# An Outbackers.com 1St!!!!



## wolfwood (Sep 19, 2005)

wolfwood said:


> This has already been posted in the "Acadia Rally" thread but is important enough to warrant it's very own thread, too!!! Besides, I wanted to be sure no one missed it!!!:
> 
> Outbackers.com reached a new high this past week with it's very 1st Re-Comittment ceremony taking place at a Rally!!! Congratulations to Eric & Tina (egregg57)!!!!!
> 
> ...


----------



## rdvholtwood (Sep 18, 2008)

Wow! Congrats Eric and Tina - what a great place to do this!! (So, how many years is it?







)...

Thanks for sharing the photos Wolfie!


----------



## clarkely (Sep 15, 2008)

Was an Awesome time!!

Congrats again Eric and Tina

And how cool having the bagpipes echoing through the campground









We also had a 27th anniversary on the 27th..... Greg and Deb..........







many 1sts and a Great Location!!


----------



## PDX_Doug (Nov 16, 2004)

Very cool!
Congratulations Eric and Tina!









Happy Trails,
Doug


----------



## Joe/GA (Aug 14, 2009)

PDX_Doug said:


> Very cool!
> Congratulations Eric and Tina!
> 
> 
> ...


Congratulations Y'all! That was really cool!
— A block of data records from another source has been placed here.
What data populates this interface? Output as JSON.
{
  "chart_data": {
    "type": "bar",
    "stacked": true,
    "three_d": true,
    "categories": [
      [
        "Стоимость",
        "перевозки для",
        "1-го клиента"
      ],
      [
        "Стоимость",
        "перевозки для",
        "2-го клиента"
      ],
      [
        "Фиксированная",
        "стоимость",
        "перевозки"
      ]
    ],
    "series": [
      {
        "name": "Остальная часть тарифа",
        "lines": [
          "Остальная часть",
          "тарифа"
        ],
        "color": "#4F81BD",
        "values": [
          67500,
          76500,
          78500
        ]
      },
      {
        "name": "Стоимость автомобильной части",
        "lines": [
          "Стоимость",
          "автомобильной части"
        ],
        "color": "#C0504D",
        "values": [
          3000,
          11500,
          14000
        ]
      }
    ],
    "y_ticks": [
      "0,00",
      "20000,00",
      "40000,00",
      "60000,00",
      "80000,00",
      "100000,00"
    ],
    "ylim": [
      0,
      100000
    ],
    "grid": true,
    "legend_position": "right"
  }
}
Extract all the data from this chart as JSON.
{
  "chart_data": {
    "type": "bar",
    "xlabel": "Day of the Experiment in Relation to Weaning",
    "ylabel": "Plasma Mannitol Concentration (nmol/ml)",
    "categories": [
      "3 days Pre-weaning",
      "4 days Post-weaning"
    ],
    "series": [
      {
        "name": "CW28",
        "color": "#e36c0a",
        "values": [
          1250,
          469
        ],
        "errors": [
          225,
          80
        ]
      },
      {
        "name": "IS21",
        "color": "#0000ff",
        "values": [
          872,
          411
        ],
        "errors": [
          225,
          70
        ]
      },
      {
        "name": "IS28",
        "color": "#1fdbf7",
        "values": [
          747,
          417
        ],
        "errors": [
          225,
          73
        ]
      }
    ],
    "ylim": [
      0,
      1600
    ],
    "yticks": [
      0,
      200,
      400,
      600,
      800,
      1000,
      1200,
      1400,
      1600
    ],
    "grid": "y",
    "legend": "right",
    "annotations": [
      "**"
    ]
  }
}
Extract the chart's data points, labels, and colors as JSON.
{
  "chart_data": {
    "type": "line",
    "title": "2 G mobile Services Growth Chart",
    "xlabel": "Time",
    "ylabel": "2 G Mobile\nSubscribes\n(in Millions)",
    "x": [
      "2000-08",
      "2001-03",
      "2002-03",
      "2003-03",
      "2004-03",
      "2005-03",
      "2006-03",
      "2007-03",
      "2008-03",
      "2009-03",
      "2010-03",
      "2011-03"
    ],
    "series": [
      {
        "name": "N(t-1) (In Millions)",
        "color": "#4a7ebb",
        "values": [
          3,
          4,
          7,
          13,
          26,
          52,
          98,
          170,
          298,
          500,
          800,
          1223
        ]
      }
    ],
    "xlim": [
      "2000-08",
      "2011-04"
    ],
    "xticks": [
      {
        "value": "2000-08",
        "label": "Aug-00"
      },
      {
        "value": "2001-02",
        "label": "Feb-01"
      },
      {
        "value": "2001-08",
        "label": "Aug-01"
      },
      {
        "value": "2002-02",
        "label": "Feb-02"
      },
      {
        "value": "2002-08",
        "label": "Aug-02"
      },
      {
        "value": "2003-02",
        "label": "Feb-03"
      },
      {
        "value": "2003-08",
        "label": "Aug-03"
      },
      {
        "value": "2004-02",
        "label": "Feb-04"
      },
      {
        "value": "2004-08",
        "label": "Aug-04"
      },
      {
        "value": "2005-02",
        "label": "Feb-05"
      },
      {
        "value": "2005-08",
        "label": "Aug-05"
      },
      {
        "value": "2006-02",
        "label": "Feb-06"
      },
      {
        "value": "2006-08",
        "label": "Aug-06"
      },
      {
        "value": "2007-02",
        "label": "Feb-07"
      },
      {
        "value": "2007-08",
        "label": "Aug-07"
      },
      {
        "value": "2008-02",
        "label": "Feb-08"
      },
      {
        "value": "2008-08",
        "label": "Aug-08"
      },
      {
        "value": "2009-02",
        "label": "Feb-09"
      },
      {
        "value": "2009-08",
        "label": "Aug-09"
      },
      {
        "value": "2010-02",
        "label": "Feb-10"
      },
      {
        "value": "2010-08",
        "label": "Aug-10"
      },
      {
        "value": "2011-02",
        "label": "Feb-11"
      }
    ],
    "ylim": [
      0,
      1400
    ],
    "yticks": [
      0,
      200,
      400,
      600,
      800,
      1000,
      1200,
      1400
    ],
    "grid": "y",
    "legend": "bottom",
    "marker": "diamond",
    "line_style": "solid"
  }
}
Tomorrow is our 28th year anniversary.


----------



## CdnOutback (Apr 16, 2010)

Very cool! Congratulations!! Today is our 32nd...


----------



## ember (Jan 17, 2008)

Congrats!! Everyone looked so nice! I have to say the final pic is my favorite! notice Stacie's black flip flops under her Judges robe!!


----------



## egregg57 (Feb 13, 2006)

Thank you ALL!!!


----------